When it comes to mental health, feelings of loneliness can mean a great deal. Feeling alone can be a sign or symptom of an existing mental health condition or it can be a precursor to something more serious, like depression. Loneliness and mental health are very closely related, often crossing paths.
Extended loneliness, sometimes referred to as chronic loneliness, can feel unrelenting and isolating. Some of the common signs of chronic loneliness include:
Lack of Substantial Relationships – A person who feels alone may feel as though they struggle to form meaningful relationships with people that they care about where they exchange feelings, emotions, and experiences.
Lack of Understanding – Loneliness has a way of making someone feel like no one understands them, even if there are people that do. Those managing mental health conditions might struggle to feel like the people who try to connect with them are not able to understand them on a real or deep level.
Isolation – Loneliness can feel isolating. For an individual experiencing it, it can feel as though they are on their own to figure out their issues, even if there are people actively trying to assist them.
Low Self-Worth – For those that feel that no one understands them or is there for them, self-esteem and self-worth join the equation. They may start to struggle with the way they perceive themselves, feeling like they are failing or not reaching their goals.
Fatigue – Someone who feels lonely all of the time might also struggle with feelings of being tired.
Loneliness and Mental Health
Each symptom above can be linked to a symptom someone might feel if they are struggling with a mental health condition. For example, according to Mayo Clinic, individuals with depression experience symptoms including:
Feelings of sadness, tearfulness, emptiness, or hopelessness
Feelings of anger
Loss of interest or pulsar in normal activities
Reduced or increased appetite
Feelings of worthlessness or guilt, self-blame
Frequent or recurrent thoughts of death, suicidal thoughts
As you can see, symptoms like feelings of sadness or worthlessness tie directly into loneliness and how someone who is lonely might feel. It is important to recognize the close relationship that loneliness and mental health have.
Someone who has been battling feelings of loneliness that seems unrelenting or chronic should seek out the attention of a mental health provider.
Who Experiences Chronic Loneliness?
Anyone can experience loneliness.

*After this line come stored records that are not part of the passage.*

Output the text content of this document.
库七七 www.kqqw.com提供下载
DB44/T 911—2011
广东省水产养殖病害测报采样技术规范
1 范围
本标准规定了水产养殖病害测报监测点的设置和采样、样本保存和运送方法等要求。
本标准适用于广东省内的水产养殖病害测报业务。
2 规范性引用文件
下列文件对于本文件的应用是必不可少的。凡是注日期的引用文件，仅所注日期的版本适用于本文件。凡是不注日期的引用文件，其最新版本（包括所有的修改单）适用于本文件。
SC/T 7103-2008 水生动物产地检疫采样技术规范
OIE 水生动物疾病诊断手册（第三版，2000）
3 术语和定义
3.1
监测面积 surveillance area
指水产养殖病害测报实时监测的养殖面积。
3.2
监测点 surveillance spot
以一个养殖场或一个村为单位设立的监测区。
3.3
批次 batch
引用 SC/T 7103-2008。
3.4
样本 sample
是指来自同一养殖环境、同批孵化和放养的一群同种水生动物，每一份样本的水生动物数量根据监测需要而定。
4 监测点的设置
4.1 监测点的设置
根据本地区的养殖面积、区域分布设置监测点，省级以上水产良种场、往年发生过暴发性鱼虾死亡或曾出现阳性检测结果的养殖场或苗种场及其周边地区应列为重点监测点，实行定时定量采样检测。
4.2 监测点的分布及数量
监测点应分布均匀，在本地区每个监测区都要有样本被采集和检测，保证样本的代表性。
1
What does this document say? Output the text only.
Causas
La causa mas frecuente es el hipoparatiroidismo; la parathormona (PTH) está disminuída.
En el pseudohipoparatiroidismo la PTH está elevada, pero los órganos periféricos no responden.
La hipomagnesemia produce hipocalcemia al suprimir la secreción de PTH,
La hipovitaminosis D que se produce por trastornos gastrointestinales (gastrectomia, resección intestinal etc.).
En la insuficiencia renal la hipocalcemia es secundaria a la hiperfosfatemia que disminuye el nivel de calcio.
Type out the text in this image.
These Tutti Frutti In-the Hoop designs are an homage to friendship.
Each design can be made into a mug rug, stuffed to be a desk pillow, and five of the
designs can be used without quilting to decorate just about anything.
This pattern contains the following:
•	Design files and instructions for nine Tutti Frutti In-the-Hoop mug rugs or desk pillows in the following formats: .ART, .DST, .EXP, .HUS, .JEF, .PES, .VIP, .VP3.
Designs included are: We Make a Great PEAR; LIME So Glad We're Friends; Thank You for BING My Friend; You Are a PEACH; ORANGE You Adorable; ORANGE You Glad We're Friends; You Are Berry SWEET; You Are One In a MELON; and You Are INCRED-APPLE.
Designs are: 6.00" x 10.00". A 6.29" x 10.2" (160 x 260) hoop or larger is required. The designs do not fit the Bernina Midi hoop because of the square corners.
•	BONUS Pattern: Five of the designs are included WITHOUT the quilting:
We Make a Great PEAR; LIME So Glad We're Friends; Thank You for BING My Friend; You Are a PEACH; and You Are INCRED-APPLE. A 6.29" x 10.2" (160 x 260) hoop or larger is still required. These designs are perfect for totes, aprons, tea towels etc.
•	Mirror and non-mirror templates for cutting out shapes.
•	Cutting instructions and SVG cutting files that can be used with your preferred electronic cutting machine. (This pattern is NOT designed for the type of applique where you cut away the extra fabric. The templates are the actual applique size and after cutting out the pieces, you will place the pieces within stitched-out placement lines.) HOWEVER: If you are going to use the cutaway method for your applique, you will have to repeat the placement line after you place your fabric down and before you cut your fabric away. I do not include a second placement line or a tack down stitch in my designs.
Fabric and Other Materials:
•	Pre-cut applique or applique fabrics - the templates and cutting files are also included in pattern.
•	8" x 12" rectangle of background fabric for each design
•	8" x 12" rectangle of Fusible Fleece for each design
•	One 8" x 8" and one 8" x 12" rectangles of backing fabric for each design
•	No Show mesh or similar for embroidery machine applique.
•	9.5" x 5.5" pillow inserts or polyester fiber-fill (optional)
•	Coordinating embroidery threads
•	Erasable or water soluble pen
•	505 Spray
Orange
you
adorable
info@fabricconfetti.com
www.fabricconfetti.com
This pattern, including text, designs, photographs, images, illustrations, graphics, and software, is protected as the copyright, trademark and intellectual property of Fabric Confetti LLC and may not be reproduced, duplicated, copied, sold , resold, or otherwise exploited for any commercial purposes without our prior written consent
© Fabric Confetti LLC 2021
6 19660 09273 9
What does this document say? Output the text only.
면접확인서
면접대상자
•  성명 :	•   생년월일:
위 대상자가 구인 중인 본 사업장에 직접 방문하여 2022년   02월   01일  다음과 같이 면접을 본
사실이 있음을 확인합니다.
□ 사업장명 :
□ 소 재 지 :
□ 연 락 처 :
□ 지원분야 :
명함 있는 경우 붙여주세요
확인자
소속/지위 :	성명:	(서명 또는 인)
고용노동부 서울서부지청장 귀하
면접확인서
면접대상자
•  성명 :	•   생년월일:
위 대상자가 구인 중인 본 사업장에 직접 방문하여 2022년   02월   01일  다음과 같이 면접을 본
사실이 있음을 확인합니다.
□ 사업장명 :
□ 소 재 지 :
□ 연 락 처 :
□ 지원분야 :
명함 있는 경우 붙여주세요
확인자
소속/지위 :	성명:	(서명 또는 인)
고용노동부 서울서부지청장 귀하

Those that are experiencing chronic loneliness might be experiencing it as a symptom of a larger mental health condition that needs to be addressed. Mental health conditions/experiences that have feelings of loneliness listed as a symptom include:
Major Depressive Disorder
Post Traumatic Stress Disorder
The Risks of Loneliness:
Extended feelings of loneliness can be isolating and damaging. Over time, the risk of avoiding mental health services grows as an individual feels that there is no one in the world capable of understanding or helping them. This puts that individual at a much higher risk of developing a mental health condition down the line.
How Can Providers Help Combat Loneliness in Patient Populations?
Educate – Educate individuals on the symptoms of loneliness and how important it is to receive care if one is experiencing it.
Access – Increase access to mental health services so that individuals have a clear and accessible path to care. Telehealth is a great tool to offer patients a convenient and secure way to meet with a mental health provider.
Eliminate Barriers – Barriers to mental health care include things like access, cost, and mental health stigma. Providers can integrate digital tools into their practice that simplify access to care and increase price transparency while giving them the resources they need to offer top-of-the-line care.